I will not lie, this novel did not sit well with me at first. I found it quite hard to transfer
from one era to another and adapt my comprehension from one language to the next with every chapter shift and every language change. Cloud Atlas is a different animal for my limited book-reading experience.

But it can’t be denied, that this award-winning book is brilliant in its own way--the author more than anything. He did take me to six different worlds with six different lives that are in someway connected together. And that’s how it is from start to finish inside his own universe. The common themes: love and humanity; the prose: fantastic and almost romantic. If you get past the initial confusion and hard-labored reading of Zachry’s chapters, wherein David Mitchel managed to create a barbaric language befitted the post-apocalyptic world at the center of the novel, you’ll find that his envisioned world and history may not be far away from the timeline we are living now. And thus, can be easily understood.

One character who stood out the most for me was Robert Frobisher, a bi-sexual English musician who told his story through letters sent to his then male lover Rufus Sixsmith. There is a kind of melancholy and delicate beauty with which his words were crafted together, and this with the help of imagining the kind of music that he was composing during his time in Zedelghem, where most of his plot happened. And if you get the chance to watch the movie--and you should--you’ll find that Ben Whishaw did a terrific almost perfect job of portraying the character of Robert.
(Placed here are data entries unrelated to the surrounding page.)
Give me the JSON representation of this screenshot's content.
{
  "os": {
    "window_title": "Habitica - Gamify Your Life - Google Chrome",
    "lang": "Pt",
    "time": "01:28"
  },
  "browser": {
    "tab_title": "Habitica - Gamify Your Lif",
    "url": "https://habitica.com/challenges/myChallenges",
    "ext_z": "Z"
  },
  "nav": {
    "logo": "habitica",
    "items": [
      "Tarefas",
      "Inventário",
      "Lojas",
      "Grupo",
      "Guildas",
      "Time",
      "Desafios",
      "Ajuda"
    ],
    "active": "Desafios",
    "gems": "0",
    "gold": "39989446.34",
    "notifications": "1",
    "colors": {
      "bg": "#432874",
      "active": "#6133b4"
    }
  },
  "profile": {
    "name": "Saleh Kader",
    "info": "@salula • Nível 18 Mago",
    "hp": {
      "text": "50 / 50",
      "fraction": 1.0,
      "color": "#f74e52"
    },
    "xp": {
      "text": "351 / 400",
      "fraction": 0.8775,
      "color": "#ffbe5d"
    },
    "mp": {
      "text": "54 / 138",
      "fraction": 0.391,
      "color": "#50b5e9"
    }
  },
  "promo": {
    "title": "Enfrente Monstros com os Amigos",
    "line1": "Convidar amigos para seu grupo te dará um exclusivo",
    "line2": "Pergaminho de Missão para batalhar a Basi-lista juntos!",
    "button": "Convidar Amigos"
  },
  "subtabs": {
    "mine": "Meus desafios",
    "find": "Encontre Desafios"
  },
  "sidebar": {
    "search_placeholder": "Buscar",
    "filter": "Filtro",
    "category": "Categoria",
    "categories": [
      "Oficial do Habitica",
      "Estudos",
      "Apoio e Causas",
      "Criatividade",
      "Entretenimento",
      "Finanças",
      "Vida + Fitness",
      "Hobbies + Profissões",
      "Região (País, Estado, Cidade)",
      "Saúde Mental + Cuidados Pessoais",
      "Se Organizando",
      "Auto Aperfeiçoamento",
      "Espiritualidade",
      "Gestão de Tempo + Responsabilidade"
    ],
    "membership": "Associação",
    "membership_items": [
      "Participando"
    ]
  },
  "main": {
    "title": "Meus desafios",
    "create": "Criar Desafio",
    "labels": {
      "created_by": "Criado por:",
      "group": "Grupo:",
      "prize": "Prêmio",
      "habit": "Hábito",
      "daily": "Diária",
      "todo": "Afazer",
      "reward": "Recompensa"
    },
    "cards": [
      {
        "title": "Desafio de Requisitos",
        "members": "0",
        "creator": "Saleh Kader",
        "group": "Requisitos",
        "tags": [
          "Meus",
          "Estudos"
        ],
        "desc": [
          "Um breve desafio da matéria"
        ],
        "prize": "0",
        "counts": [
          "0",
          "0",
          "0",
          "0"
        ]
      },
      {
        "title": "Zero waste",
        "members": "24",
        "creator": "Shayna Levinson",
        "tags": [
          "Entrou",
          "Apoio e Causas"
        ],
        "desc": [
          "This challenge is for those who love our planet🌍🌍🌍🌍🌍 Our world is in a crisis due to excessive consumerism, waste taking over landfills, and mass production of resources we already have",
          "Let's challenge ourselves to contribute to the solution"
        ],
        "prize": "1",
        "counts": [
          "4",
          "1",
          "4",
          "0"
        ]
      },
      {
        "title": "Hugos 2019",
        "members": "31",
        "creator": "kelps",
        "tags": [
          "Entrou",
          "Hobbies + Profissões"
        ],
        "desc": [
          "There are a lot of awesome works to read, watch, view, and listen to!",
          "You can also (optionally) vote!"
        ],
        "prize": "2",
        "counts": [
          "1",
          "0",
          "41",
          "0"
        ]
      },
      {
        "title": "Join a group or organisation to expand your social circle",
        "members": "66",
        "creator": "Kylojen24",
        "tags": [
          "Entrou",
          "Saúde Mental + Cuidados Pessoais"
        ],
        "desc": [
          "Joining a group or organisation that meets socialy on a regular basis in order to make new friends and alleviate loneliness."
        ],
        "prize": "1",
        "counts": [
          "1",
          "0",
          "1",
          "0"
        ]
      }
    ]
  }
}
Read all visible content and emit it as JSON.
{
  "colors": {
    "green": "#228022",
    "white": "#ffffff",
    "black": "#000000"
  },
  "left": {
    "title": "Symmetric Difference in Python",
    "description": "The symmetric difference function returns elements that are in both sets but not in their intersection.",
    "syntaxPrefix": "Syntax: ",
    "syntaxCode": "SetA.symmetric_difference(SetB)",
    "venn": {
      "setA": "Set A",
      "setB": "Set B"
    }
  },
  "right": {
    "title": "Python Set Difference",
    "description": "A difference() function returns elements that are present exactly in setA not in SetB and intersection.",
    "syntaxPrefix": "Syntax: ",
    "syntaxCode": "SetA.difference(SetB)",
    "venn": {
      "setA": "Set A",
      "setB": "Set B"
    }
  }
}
It was like Ben as Robert were a mashup of Jean-Baptiste Grenouille in Perfume by Patrick Süskind and Richard II in Shakespeare’s Richard II. His tragedy was a thing of beauty, and his words, forever ingrained in my broken heart.

Ben Whishaw as Robert Frobisher in Cloud Atlas film

Cloud Atlas was a challenging read for me and almost took me a year to finish, but I’m glad I did not let go and labored on until the very last page. In the end, it’s really all about love.